Slide 13 - Tekstslide

Wat is de betekenis van:
instelling
A
niet je best doen
B
overheersen
C
meer dan nodig
D
mentaliteit; houding

Slide 14 - Quizvraag

Wat is de betekenis van:
karkas
A
snel
B
overheersen
C
geraamte
D
mentaliteit; houding

Slide 15 - Quizvraag

Wat moet er op basis van alinea 3 in het schema bij a en b ingevuld worden?
Ik vind dat scholen voor 100% gezonde voeding moeten gaan
want
a
want
b

Slide 16 - Open vraag

Noem 4 redenen waarom het een goed idee is om warme gebraden kippenpootjes in schoolkantines aan te bieden.

Slide 17 - Open vraag

[4]
Lekkere soepen met een mooie aankleding? Ook deze zijn vers en gezond te maken: zonder overdadig veel zout en zonder E-nummers**, maar wel met echte groente en zelf klaargemaakte kip. Daar komen leerlingen heus wel voor naar de kantine. 

[5]
Dat geldt ook voor een stuk pizza. De kostprijs van een pizza is ongeveer € 1,50; die van een punt nog geen € 0,20. Ongezond? Pizza’s waarbij de kaas en vleeswaren niet de boventoon voeren en die in combinatie met een verse salade worden gegeten, zijn nog altijd gezonder dan een frikandel- of saucijzenbroodje. 

Slide 18 - Tekstslide

"Lekkere soepen met een mooie aankleding" (al. 4)
Wat zou de schrijver bedoelen met "een mooie aankleding'?

Slide 19 - Open vraag

[6]
Wat ik eigenlijk wil zeggen, is dat het bij een gezonde schoolkantine niet gaat om het voldoen aan een richtlijn: scholen moeten zo’n kantine ook willen. Als een school enthousiast is, zijn er nog maar twee dingen nodig: goede apparatuur en kennis om gezonde voeding te bereiden. Op die gebieden is tegenwoordig zo ontzettend veel aanbod – daar hoeft het echt niet op stuk te lopen!

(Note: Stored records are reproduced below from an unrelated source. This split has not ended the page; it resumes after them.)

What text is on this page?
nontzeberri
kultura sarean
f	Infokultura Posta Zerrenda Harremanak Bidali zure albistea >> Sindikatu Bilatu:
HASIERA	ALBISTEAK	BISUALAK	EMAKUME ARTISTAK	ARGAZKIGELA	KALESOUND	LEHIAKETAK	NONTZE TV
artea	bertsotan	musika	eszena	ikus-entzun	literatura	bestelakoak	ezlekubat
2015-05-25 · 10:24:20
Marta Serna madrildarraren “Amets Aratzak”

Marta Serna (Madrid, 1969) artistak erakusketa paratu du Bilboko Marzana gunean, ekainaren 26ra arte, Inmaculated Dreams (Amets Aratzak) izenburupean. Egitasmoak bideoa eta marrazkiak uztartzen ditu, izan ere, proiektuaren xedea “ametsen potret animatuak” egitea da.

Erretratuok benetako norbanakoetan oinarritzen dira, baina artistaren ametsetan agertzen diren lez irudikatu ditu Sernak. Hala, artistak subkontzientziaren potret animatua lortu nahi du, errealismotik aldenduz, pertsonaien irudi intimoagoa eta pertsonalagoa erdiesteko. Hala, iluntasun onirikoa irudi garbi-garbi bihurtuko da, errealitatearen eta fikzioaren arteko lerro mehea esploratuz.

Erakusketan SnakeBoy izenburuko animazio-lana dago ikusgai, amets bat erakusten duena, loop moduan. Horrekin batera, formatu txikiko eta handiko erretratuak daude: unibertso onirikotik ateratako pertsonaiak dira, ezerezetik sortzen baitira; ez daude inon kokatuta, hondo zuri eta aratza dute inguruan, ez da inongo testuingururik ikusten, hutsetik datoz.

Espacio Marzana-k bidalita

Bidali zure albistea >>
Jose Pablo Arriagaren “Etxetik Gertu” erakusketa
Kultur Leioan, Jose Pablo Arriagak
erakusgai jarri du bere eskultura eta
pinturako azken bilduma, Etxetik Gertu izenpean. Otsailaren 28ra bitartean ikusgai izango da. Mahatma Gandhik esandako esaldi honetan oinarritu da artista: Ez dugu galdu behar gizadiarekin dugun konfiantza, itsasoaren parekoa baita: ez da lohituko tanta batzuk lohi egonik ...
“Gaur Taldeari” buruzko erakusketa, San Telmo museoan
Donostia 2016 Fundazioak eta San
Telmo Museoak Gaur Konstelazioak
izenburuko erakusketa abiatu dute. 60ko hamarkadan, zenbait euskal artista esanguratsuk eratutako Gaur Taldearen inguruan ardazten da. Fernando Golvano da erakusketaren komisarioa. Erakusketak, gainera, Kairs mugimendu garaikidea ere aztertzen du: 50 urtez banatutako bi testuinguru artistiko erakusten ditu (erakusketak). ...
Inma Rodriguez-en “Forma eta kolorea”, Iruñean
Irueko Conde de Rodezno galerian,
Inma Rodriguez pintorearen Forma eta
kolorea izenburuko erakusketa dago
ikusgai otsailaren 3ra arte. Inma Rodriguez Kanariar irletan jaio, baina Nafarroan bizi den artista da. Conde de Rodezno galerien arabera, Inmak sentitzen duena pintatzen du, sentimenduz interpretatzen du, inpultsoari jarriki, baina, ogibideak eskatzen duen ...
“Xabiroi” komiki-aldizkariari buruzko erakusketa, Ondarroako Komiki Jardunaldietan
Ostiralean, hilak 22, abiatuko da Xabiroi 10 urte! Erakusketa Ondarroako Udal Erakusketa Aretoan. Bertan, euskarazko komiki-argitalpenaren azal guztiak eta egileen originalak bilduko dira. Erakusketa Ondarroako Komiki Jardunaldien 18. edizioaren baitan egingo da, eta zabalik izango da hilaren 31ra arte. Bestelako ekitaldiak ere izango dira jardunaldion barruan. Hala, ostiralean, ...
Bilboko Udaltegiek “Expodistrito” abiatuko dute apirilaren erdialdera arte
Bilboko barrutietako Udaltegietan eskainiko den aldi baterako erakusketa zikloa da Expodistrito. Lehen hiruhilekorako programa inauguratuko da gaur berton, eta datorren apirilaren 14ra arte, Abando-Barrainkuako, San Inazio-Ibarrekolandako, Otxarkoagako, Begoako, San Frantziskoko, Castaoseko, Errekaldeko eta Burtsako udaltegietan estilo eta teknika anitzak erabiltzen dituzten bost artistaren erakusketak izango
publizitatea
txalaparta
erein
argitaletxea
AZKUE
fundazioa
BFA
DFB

Naar: Casper Meenink, http://www.metos.nl, op 26 september 2014

Slide 20 - Tekstslide

Wat is de hoofdgedachte van de tekst?
A
Er zijn voor schoolkantines voldoende, aantrekkelijke en goedkopere alternatieven te bedenken voor minder gezonde snacks.
B
Leerlingen komen ongetwijfeld naar de kantine voor lekkere soep en een stuk pizza.
C
Schoolkantines kunnen echt wel 100% gezonde voeding aanbieden, inclusief snacks, maar dan moeten ze dat wel willen.
D
Ten minste 75% van de producten die in de schoolkantine verkocht worden, moeten basisproducten zijn uit de Schijf van Vijf.

Slide 21 - Quizvraag

Wat is het belangrijkste doel van deze tekst: amuseren, informeren, overtuigen of activeren? Leg ook uit waarom je dit antwoord kiest.

Slide 22 - Open vraag

Lees de theorie op blz. 144
Wat zijn delen van het woord, samenstellingen en afleidingen?

Slide 23 - Open vraag

Geef hier antwoord op vraag 1 blz. 144 - 145

Slide 24 - Open vraag

Geef hier antwoord op vraag 4 blz. 146 - 147

Slide 25 - Open vraag

Wat heb je geleerd over tekstdoelen?

Slide 26 - Open vraag

Wat heb je geleerd bij woordenschat?